HAVING managed to escape the confines of Chevening, the 115-room mansion he begrudgingly shares with fellow Tories Boris Johnson and David Davis, arch Brexit-backer Liam Fox has revealed something of a skeleton schedule for Britain’s as yet unrealised divorce from the EU.
The newly minted international trade secretary, reanimated after five years in the political cryo chamber, said, during a whistle-stop three-day tour of the US, that he expects the Brexit dust to be settled by 2020 and that the UK will, in all probability, not form a customs union with its soon-to-be ex.
Speaking to the Wall Street Journal, the avid Atlanticist, who was the least popular candidate in last month’s Conservative leadership race, also suggested that Article 50 will not be invoked until early 2017, echoing Theresa May’s hesitance at immediately unleashing negotiations.
For those rabid Brexiteers wondering why the delay, and suspicious that Westminster may yet find a way to subvert the referendum results, Fox spelled out that the UK is hoping to garner some measure of its post-EU economic alliances before pressing the button on Article 50.
EU rules prevent the UK from negotiating substantial trade treaties with other nations until the country has left the union, while potential partners such as the US, Canada, and Australia are waiting to see the precise nature of Britain’s relationship with the EU before making commitments.
“The first thing is to dispel the idea that Britain leaving the European Union was somehow an anti-free market decision,” Fox said as he put forth his post-Brexit vision. “In fact it was the reverse: in my view, it was about Britain becoming a much more outward-looking country.”
Fox’s Atlantic adventure is specifically aimed at projecting economic confidence and reassuring American investors that the UK is open for business, flexible and willing to sacrifice protectionism in favour of a neo-liberal model boasting a shrunken public sector and lax regulations.
The US has been pushing both the UK and EU towards accepting a proposed free-trade agreement known as TTIP, which, although temporarily scuppered by vehement opposition in France and across the continent, would presumably form the bedrock of any UK-US trade deal.
TTIP would demand the elimination of all trade tariffs and regulatory barriers to the free flow of big business, with unhelpful hurdles such as environmental, health or banking regulations being made subservient to the whims and financial appetite of American and European corporations.

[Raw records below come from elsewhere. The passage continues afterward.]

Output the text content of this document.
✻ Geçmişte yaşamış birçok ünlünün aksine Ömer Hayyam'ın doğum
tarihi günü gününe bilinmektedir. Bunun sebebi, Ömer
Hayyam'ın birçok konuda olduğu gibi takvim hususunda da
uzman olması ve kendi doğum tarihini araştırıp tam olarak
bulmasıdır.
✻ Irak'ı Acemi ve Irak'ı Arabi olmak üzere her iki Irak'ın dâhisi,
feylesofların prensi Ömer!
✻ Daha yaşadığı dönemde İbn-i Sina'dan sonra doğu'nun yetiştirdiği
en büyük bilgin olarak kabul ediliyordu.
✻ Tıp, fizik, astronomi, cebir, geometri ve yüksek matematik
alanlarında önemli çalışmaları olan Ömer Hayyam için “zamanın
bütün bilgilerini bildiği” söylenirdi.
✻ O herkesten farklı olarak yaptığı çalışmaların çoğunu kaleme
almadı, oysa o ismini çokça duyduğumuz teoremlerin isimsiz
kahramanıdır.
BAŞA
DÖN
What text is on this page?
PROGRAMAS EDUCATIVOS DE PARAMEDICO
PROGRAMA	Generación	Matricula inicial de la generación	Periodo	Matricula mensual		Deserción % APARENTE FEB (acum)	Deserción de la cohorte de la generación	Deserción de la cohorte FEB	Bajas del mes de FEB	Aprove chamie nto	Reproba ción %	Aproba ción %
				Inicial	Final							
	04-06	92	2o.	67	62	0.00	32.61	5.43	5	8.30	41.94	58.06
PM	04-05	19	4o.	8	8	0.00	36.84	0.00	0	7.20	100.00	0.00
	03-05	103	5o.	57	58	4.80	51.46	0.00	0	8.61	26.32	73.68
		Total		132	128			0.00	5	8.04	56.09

It would also significantly undercut the last vestiges of sovereign power, spuriously revered by Fox and his allies, by insisting that the government open up the NHS and other public institutions to American companies, who could even sue the UK in international courts if policies affect their profits.
This may seem a strange and contradictory stance for a British minister to support but Liam Fox has a chequered and controversial history as a governmental middleman coupling various businessmen, lobbyists and neoconservative strategists together under an Atlanticist agenda.
In 1997 he founded the Atlantic Bridge Research and Education Scheme, which had Margaret Thatcher as its honorary president and other Tory luminaries, including Michael Gove and George Osborne, on its advisory panel, joined by an assortment of American politicians and lobbyists.
Although officially a charity, The Atlantic Bridge was found to be chiefly composed of lawyers, lobbyists and other corporate vultures working on behalf of the weapons, oil, pharmaceutical and gambling industries, and it collapsed under the weight of public scrutiny and tabloid scandal in 2011.
At the time Fox was described as a “spider at the heart of a tangled neocon web” by Lord Oakeshot, who accused his project of abusing its charity status to siphon off taxpayer funds in order to promote a corporatist agenda with NHS liberalisation and energy deregulation as its key objectives.
Although Theresa May is portrayed as an ardent pragmatist with the character to secure a relatively fair and painless exit from the EU, British citizens would do well to beware the covert machinations of her colleague Dr Fox, a proven ideologue with a dangerous conviction in his ideas.
Unless we want to effectively replace the EU framework with an Atlanticist free-trade agreement along the lines of TTIP, with all of the anti-democratic and political subservience to market supremacy that entails, then it is essential that a close eye is kept on Liam Fox and his foreign adventures.